CZESLAW MILOSZ - IN MEMORIAM
In zijn laatste jaren, toen hij weer was verhuisd naar Kraków, werkten we aan de vertaling van zijn gedichten per e-mail en telefoon. Rond de tijd van zijn negentigste verjaardag stuurde hij me een reeks gedichten met de titel “Oh!”. Ik schreef om hem te vragen of hij “Oh!” of “O!” bedoelde en hij vroeg me wat het verschil was en zei dat we er misschien aan de telefoon moesten over praten. Aan de telefoon legde ik uit dat “Oh!” een lange zucht van ontzag was, dat het, misschien, gelijk stond met “Wow!” en dat “O!” een verzonken zucht van ontzag en verrassing was, meer als “Huh!” en hij zei, na een adempauze, “O! zonder enige twijfel.” Hier komen de vertalingen die we maakten:
O!
1.
O wat een geluk! Een iris te zien.
De indigo kleur, die Ella’s jurk eens had, en het exquise geurtje was zoals dat van haar huid.
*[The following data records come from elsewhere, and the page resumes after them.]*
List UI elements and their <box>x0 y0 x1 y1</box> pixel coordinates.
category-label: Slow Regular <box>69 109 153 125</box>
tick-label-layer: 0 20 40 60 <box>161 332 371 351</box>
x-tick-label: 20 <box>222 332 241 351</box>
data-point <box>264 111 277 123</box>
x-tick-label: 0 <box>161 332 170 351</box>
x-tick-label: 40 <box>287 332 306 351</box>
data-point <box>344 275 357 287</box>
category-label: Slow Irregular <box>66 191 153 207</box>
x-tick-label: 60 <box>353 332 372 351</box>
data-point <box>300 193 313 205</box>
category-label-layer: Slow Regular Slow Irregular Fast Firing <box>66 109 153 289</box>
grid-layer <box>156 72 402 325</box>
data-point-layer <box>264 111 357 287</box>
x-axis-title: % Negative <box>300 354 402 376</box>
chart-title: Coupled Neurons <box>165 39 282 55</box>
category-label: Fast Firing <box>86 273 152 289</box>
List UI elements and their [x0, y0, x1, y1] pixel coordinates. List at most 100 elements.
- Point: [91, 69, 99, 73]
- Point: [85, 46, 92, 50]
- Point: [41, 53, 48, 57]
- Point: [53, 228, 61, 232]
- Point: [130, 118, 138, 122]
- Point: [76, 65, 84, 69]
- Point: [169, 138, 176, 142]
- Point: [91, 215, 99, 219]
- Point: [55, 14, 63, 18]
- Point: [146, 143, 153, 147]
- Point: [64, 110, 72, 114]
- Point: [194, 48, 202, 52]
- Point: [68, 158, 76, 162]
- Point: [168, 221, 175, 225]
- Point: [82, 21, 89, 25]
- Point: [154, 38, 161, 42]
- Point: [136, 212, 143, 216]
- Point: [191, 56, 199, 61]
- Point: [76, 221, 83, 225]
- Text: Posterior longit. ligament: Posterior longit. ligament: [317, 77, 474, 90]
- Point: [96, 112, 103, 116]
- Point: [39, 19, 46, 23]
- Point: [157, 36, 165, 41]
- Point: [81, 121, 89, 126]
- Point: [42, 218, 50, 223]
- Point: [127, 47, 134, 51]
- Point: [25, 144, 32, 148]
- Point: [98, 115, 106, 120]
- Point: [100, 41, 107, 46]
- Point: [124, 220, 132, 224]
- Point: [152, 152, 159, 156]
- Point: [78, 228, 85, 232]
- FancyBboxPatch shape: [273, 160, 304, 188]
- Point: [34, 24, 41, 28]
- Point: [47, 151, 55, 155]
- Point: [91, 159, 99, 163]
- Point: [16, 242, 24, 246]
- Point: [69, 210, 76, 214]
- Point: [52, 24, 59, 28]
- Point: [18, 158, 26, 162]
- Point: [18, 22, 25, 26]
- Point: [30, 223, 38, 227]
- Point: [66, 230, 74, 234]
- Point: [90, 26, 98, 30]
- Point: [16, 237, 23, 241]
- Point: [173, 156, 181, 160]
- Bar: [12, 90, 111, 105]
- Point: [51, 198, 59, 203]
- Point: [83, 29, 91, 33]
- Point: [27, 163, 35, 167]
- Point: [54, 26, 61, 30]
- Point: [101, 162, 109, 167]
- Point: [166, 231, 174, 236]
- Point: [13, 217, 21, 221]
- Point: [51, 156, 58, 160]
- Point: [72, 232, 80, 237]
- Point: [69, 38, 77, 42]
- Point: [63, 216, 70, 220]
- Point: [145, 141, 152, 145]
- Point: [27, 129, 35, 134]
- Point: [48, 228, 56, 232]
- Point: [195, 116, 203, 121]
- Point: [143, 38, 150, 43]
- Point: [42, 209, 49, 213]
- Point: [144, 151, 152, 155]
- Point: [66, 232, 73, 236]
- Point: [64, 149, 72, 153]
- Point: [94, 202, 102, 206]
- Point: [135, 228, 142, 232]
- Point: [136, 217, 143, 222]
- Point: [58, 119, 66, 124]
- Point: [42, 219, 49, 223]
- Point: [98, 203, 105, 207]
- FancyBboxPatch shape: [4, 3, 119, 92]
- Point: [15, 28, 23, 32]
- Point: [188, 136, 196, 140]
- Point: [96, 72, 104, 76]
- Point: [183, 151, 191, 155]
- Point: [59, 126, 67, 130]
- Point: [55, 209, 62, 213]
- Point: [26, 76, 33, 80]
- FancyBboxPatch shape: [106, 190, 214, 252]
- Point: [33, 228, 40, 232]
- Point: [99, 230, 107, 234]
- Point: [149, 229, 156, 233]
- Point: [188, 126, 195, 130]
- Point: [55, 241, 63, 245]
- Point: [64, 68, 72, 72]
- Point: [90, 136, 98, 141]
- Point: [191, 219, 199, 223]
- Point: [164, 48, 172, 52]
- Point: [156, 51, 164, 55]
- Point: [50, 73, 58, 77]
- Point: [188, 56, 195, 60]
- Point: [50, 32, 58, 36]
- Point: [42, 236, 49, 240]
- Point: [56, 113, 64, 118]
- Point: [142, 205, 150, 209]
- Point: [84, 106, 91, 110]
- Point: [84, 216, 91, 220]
O wat een gemompel om een iris te beschrijven die in bloei stond, toen Ella niet meer bestond, noch al onze koninkrijken, noch al onze Russische desmannen!
2.
GUSTAV KLIMT (1883-1918) Judith I (detail) Oesterreichische Galerie
O, de lippen half open, de ogen half dicht, de roze tepel van je ongesluierde naaktheid, Judith!
En zij stormen vooruit in een aanval op jouw beeld, bewaard in hun herinneringen, overhoop gehaald door de explosies van artilleriegranaten, omvallend in kuilen, in bederf.
O, het massieve goud van je brokaat, van je halssnoer met zijn rijen kostbare stenen, Judith, voor zulk een vaarwel.
3.
SALVATOR ROSA (1615-1673) A Landscape with Figures Yale University Museum
O, het vredige van water onder rotsen, en de gele stilte van de middag, en de uitgestrekte witte wolken erin weerspiegeld!
Figuren op de voorgrond die hun kleren aantrekken na het baden, figuren op de andere oever miezerig, en in hun drukte mysterieus.
O, het meest gewone, weggenomen uit de dagelijksheid en opgetild naar een plek als deze aarde en niet als deze aarde!
4.
EDWARD HOPPER (1882-1967) A Hotel Room Thyssen-Bornemisza Collection, Lugano
O, wat een droefheid, zich niet bewust dat het droefheid is! Wat een wanhoop die niet weet dat het wanhoop is!
Een zakenvrouw, haar uitgepakte koffer op de grond, zit op een bed half uitgekleed, in rood ondergoed, haar haren onberispelijk; ze heeft een stuk papier in haar hand, waarschijnlijk met cijfers.
Wie ben jij? Niemand zal het vragen. Zij weet het evenmin.